仏国のEPR建設計画 営業運転を2年先送り

フランス電力(EDF)は20日、仏国北西部ノルマンディ地方で建設中のフラマンビル3号機(FL3)の営業運転開始年月について、昨年7月に公表した予定から2年繰り延べた2016年になると発表した。

FL3は過去15年間に同国で初めて建設される原子炉というだけでなく、同国初の欧州加圧水型炉(EPR)となる予定だが、世界初のEPRとしてフィンランドで建設中のオルキルオト3号機と同様、建設スケジュールは遅れ気味。これに伴い、建設費も当初予定の33億ユーロから60億ユーロに倍増するとしており、今後英国などで建設されるEPR計画にも少なからず影響を及ぼすと見られている。

遅延の原因についてEDFでは「構造的および経済的な理由による」と説明。工業管理の観点から実施すべき作業の範囲―特に鉄筋やアンカープレート使用量の当初見積が甘かったことも含め、土木エンジニアリング作業の評価を見直さねばならないと釈明した。また、今年初頭に建設現場で2件の死亡事故が発生し、うち1件の影響により同作業が数週間にわたって停止。今年前半の作業を実質的に遅らせる要因になったとしている。

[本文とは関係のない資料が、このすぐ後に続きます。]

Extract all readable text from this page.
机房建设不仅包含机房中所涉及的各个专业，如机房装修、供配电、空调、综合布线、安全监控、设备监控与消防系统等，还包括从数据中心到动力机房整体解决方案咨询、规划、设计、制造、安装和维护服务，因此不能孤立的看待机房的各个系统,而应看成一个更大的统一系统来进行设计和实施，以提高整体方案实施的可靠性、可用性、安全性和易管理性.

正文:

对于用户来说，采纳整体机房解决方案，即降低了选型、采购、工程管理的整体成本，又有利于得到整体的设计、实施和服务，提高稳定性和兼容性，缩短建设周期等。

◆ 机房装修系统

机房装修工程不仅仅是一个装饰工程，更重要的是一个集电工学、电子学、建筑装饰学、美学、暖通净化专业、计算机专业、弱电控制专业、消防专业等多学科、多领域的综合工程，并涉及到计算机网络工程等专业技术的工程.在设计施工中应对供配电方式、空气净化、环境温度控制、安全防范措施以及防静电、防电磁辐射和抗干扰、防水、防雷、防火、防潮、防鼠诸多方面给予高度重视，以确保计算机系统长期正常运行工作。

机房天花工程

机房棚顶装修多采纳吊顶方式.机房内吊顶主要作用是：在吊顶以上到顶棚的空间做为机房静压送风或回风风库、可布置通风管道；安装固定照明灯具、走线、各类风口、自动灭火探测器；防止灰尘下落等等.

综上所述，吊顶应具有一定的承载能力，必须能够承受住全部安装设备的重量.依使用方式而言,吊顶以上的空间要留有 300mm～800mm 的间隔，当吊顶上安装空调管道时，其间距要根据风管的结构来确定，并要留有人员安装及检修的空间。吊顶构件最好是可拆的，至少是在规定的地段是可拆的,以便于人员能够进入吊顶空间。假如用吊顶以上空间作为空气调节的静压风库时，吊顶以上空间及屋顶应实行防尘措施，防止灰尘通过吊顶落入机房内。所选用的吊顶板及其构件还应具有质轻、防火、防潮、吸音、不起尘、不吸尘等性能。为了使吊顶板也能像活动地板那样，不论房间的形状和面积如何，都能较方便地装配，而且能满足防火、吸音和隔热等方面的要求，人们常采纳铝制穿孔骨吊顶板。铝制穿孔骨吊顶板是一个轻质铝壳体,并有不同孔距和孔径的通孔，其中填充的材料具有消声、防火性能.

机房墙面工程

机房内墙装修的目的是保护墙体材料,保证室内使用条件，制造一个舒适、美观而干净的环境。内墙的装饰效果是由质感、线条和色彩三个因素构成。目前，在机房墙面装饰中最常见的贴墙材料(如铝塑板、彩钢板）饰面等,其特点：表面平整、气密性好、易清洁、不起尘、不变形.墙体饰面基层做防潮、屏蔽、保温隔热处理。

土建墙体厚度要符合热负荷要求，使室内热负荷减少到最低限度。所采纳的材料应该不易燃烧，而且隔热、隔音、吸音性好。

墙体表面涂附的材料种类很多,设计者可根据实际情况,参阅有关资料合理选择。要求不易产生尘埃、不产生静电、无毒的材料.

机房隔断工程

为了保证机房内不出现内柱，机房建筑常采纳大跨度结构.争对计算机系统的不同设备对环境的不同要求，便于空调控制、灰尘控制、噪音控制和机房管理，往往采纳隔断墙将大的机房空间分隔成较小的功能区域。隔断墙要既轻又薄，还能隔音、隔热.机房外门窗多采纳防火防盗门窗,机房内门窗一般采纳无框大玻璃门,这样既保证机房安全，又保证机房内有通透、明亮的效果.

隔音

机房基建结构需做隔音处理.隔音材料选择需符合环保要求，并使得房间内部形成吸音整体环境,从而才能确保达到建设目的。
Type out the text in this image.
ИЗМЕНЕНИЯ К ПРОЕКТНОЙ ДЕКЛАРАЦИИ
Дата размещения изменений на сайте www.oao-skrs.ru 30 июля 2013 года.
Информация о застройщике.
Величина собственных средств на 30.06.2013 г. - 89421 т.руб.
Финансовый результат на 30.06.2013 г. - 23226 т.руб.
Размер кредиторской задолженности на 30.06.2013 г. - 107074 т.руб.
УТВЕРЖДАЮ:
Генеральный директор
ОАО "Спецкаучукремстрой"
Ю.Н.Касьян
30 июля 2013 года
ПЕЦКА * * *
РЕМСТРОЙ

それでも福島事故発生前、今年2月の決算報告時には、EDFは「2014年に運開」との見通しを堅持していた。しかし、事故後にEU域内すべての原子力発電所で課されることになった包括的な安全評価審査が計画の遅延に拍車をかけたとEDFは指摘。審査結果は今年9月にも仏原子力安全規制当局に提出する予定だとしている。

EDFではこうした課題を解決するため、今後は次のような新しい手法を作業パートナー達との連携手法に取り入れると決定した。すなわち、(1)すべての課題を盛り込んだ信頼性の高いスケジュールを新たに策定する(2)2012年に予定されている丸天井の設置など、大きな節目の時期に合わせてプロジェクトの進捗状況を評価する公開協議を定期的に建設サイトで開催する(3)作業の管理と監督で新たな慣行を構築する(4)サイトで作業する9企業を交えた委員会を創設するなど、作業パートナーやチーム間の調整を取る(5)安全性等に関する要件を整理統合する――などである。